In the not too distant future, biosyn implants allow humans to be connected to an endles visual stream of information nown as the ‘Mind’s Eye’. What people see is recorded and stored in a grid called ‘The Ether’. Privacy and secrecy no longer exist.
Detective Sal Frieland (Owen) is soon brought in to investigate a string of murders where the killer seems to be living within the Ether itself; leaving no visual clues, footprints or streams against their victims – he is seeking a ghost within the system. Sal comes across an informant known only as Anon (Seyfried) who he suspects is linked to these crimes – but why? It’s clear the security of people’s minds has been compromised, and Sal needs to find the Anon before it’s too late…
An “original film” which at least comes across as original in context, but really it’s just a blend of other big-budget sci-fi thrillers before it like ‘Minority Report’ and even ‘The Matrix’. Yet it’s painful to watch with a un-engaging story, a less than engaging cast, and a pace that makes a snail look quick in comparison.

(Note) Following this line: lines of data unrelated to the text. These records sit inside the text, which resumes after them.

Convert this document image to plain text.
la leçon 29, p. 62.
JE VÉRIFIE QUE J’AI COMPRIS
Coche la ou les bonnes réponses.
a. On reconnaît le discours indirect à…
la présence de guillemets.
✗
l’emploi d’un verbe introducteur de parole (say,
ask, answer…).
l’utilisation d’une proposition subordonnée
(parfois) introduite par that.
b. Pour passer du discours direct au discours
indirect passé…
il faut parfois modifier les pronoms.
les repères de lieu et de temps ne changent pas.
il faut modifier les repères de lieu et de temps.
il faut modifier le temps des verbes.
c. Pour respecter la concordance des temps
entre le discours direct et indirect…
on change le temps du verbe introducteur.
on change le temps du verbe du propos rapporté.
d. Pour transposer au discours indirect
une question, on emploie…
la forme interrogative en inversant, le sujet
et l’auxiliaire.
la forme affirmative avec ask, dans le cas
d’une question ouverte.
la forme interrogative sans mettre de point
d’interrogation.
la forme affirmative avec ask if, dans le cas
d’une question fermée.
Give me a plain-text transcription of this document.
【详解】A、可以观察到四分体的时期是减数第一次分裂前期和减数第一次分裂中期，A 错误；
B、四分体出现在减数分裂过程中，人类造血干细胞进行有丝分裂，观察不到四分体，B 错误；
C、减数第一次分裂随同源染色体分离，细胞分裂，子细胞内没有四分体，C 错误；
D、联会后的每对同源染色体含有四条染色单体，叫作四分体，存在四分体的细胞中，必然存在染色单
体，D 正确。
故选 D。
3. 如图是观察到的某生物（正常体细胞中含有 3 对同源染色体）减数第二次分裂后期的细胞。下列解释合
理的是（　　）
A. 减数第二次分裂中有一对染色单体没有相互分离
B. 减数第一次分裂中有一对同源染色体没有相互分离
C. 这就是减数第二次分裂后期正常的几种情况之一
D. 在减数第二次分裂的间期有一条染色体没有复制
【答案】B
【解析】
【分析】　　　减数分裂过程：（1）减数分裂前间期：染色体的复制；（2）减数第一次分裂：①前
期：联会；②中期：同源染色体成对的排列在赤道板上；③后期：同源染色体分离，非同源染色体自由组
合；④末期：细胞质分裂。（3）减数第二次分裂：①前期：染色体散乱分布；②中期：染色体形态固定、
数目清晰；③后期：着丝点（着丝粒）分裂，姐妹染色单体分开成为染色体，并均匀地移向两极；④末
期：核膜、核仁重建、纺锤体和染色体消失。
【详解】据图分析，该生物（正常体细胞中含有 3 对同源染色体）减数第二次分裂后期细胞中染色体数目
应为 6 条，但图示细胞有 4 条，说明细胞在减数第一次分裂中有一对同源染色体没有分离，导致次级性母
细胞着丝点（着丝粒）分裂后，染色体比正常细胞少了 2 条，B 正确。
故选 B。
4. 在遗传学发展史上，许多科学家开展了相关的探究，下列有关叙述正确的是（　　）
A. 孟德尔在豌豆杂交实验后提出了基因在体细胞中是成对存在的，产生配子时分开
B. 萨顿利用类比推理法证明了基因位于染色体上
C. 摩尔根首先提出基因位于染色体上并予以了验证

It’s a world where people “see” streams of information depending what they look at. They can see adverts ping up around shops and sidewalks, they can see information about everyone they pass including age, job, place of residence, criminal records. It’s not a million miles from what technology can find on people today, except here it’s a constant stream where your privacy and secrets are recorded and stored in a “cloud”.
It’s like Apple becomes Skynet.
And yet to compensate a basic formula for a crime-thriller where you don’t know who or what is behind an obvious major conspiracy or rebellion against the system, you need a good cast. We sadly don’t have that either.
While Amanda Seyfried does a mediocre job as our ‘Anon’ living in the void as a ghost, never really becoming anything other than a 2D hacker with a grudge, it’s left to Clive Owen as the sharp suited detective of this cyber world. A detective who juggles heavy drinking, a failed marriage and a traumatic past to do what he does best – solve crimes. But Owen just lacks any gravitas as Sal, either due to the material he’s working with or the fact he isn’t just that great an actor in a film that requires complex character studies. We get none of that here.
With Owen out to solve a crime as basic as this, it takes so long for the cogs to turn and almost an hour for things to just warm up. Cue lots of sub-par visual effects, over-used P.O.V shots (‘Hardcore Henry’ this isn’t!) and lots of talk. Too much of a relatively good thing soon loses the impact it initially set out. Exposition upon exposition makes it complicated to follow and adds so much more to things when it didn’t need to.
Maybe there’s a reason this is a Netflix ‘original film’, because in the mainstream swing of things, it’s not original. It’s been done before, and it’s been done better. This is just a basic offering with a premise that looks and sounds exciting in trailers, but comes over slow, amateur and boring in execution.